On Mon, 2010-12-13 at 12:01 -0800, Christoph Bumiller wrote:
> I want to warm this up again adding nvc0 and
> GL_ARB_separate_shader_objects to the picture.
> 
> The latter extends GL_EXT_separate_shader_objects to support user
> defined varyings and guarantees well defined behaviour only if
> - varyings are declared inside the gl_PerVertex/gl_PerFragment block the
> blocks match exactly in name, type, qualification, and (most
> significantly) declaration order.
> - varyings are assigned matching location qualifiers:
> like: layout(location = 3) in vec4 normal
> "The number of input locations available to a shader is limited."
> 
> So, I propose to (loosely) identify GENERIC semantic indices with these
> location qualifiers and let the pipe driver set a limit on the allowed
> maximum (e.g PIPE_SHADER_CAP_MAX_INPUTS, and not demand to at least
> support 219 of them - nvc0 offsers 0x200 bytes for generic inputs/outputs).

This sounds fine actually.  We kicked this around before & I was
basically ok with the last iteration of the proposal, but this seems ok
too.

As far as I can tell from a gallium perspective you're really just
proposing a new pipe cap _MAX_INPUTS (actually _MAX_GENERIC_INDEX would
be clearer), which the state tracker thereafter has to respect?

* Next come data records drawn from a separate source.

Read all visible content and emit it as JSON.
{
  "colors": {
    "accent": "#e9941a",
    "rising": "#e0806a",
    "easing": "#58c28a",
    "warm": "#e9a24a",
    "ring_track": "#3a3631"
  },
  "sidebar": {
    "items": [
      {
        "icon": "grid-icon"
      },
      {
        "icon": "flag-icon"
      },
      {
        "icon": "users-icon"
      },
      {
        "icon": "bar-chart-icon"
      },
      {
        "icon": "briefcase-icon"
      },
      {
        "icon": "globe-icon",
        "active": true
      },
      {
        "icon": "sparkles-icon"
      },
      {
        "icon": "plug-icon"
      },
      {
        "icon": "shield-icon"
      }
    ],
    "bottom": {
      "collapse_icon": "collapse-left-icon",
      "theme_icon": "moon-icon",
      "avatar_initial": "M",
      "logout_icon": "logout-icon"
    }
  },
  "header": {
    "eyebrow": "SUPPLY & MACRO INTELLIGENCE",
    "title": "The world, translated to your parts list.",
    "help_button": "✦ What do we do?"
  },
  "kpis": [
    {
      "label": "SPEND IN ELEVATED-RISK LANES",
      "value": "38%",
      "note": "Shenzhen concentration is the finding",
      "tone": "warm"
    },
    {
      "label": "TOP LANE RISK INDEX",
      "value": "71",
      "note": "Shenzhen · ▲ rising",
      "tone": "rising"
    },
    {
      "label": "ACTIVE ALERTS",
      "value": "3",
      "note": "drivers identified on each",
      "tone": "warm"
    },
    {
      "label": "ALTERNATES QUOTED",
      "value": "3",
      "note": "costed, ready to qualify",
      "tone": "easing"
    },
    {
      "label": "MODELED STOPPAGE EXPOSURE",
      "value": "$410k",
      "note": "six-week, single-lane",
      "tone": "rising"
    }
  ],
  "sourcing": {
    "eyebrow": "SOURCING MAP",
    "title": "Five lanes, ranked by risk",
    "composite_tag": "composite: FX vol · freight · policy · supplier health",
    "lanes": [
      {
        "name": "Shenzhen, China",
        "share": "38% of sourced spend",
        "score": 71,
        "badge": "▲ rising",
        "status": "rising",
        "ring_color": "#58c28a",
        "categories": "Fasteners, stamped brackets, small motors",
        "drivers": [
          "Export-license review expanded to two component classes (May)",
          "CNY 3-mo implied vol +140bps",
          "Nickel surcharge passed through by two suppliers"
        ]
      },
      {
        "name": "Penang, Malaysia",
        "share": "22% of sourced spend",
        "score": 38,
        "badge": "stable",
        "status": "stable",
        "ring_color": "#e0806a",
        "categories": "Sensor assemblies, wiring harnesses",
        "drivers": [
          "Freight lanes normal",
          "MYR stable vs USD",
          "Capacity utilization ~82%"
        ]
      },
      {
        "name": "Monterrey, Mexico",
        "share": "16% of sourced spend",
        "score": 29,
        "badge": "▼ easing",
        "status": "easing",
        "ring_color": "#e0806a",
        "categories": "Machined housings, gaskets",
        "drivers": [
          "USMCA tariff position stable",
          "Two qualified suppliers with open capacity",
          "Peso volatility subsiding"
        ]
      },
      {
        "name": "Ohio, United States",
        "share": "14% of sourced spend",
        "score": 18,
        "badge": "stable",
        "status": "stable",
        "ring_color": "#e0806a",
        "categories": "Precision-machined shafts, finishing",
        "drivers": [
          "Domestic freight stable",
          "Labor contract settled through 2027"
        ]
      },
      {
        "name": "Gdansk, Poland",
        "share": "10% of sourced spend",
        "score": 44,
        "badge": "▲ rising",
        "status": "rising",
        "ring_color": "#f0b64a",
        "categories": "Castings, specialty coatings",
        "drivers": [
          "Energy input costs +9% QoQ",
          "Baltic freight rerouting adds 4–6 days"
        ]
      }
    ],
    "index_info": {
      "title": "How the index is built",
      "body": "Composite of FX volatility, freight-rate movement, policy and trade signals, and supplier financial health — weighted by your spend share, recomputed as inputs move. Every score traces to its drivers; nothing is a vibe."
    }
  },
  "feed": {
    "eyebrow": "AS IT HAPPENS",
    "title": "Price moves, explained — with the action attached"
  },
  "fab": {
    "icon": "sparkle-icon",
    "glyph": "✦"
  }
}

That would be fine with me.

> My motivation is mostly that the hardware routing table for shader
> varyings that was present on nv50 has been removed with nvc0 (Fermi).
> And I'm glad, because filling 4 routing tables (since we have 5 shader
> types now) is somewhat annoying. And so applying relocations to shaders
> - it can be done, it's probably not too time consuming, but it's just
> plain *unnecessary* (and thus stupid) for OpenGL.
> 
> Now about d3d9 ...
> 1. don't care, I don't see a d3d9 state tracker
> 2. http://msdn.microsoft.com/en-us/library/bb509647%28v=VS.85%29.aspx
> says "n is an optional integer between 0 and the number of resources
> supported" - what "supported" means here isn't clear to me, but, I
> didn't find any example where someone used something OpenGL doesn't have
> (like COLOR2).
> 3.
> http://msdn.microsoft.com/en-us/library/bb944006%28v=vs.85%29.aspx#Varying_Shader_Inputs_and_Semantics
> says "Input semantics are similar to the values in the D3DDECLUSAGE."
> and
> DECLUSAGE sounds like you're limited to sane values.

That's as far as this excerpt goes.